Debt Collector Doings

The American Banker recently published a story, Courthouse 'Rocket Dockets' Give Debt Collectors Edge Over Debtors, about how consumers feel pressured to settle debt cases after receiving summonses to courthouse settlement conferences with debt collectors. An excerpt:

At first glance these sessions resemble legally mandated mediation: they take place in courtrooms and are administered by clerks and uniformed bailiffs. Attorneys from the Pro Bono Resource Center of Maryland, a local legal aid service, monitor the proceedings and offer some defendants assistance. A court interpreter is often on hand to help non-English-speaking debtors.

What's missing is a judge or other neutral moderator. Whether debtors realize that — and that they have no legal obligation to sit down with their debt collectors — is a hotly debated topic.

Many of the defendants are "just really not prepared at all. Most of them do think they're at trial," says Nicole McConlogue, the Pro Bono Resource Center of Maryland's consumer protection project manager, who regularly advises people summoned to the resolution conferences.

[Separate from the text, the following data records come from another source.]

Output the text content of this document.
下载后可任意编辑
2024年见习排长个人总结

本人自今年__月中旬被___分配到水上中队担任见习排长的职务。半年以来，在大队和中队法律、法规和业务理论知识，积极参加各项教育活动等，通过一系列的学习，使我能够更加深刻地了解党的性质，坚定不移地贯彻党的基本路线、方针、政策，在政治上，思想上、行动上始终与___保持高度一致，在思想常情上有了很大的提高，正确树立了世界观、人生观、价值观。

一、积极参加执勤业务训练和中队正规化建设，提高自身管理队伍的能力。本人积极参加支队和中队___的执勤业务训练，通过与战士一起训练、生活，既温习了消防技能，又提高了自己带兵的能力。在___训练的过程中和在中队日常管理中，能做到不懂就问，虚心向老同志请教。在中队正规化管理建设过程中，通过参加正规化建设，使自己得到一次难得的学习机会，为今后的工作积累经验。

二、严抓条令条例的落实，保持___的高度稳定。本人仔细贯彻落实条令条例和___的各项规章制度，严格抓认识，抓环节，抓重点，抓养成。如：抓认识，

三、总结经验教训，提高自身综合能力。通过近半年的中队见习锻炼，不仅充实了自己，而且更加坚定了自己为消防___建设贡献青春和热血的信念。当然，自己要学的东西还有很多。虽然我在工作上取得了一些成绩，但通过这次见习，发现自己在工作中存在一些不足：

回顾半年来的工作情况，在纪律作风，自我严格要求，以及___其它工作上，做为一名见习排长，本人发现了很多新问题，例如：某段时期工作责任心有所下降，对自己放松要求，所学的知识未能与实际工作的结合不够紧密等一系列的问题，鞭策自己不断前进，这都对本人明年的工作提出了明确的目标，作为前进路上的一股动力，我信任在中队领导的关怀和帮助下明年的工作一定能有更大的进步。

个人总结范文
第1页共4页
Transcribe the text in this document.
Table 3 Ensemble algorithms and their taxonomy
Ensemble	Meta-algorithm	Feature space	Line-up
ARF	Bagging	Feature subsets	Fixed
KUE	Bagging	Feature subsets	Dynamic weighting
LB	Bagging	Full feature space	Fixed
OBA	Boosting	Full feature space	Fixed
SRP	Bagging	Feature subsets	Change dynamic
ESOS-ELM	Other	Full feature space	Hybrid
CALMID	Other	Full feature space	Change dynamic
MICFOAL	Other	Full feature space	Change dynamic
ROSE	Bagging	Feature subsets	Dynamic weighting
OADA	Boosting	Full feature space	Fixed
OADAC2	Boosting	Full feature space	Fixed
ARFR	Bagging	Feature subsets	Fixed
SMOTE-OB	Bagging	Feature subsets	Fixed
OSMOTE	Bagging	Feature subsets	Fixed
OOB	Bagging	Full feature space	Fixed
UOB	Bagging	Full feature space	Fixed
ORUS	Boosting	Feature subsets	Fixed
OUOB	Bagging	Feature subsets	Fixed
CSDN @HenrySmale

Meanwhile, the ACLU of Washington and Columbia Legal Services have issued a report, Modern-Day Debtors’ Prisons: The Ways Court-Imposed Debts Punish People for Being Poor.  From the key findings:

  • Courts impose discretionary LFOs [Legal Financial Obligations] without considering a person’s present or future ability to pay.
  • Courts incarcerate people for failure to pay even when they are destitute.
  • Courts require individuals to transfer public payments for subsistence to pay off court debts, to the detriment of personal and family welfare.
  • While state law says restitution payments to victims should take precedence, county clerks’ offices garner collection fees prior to paying restitution.
  • Courts fail to notify debtors of their legal right to be represented by counsel.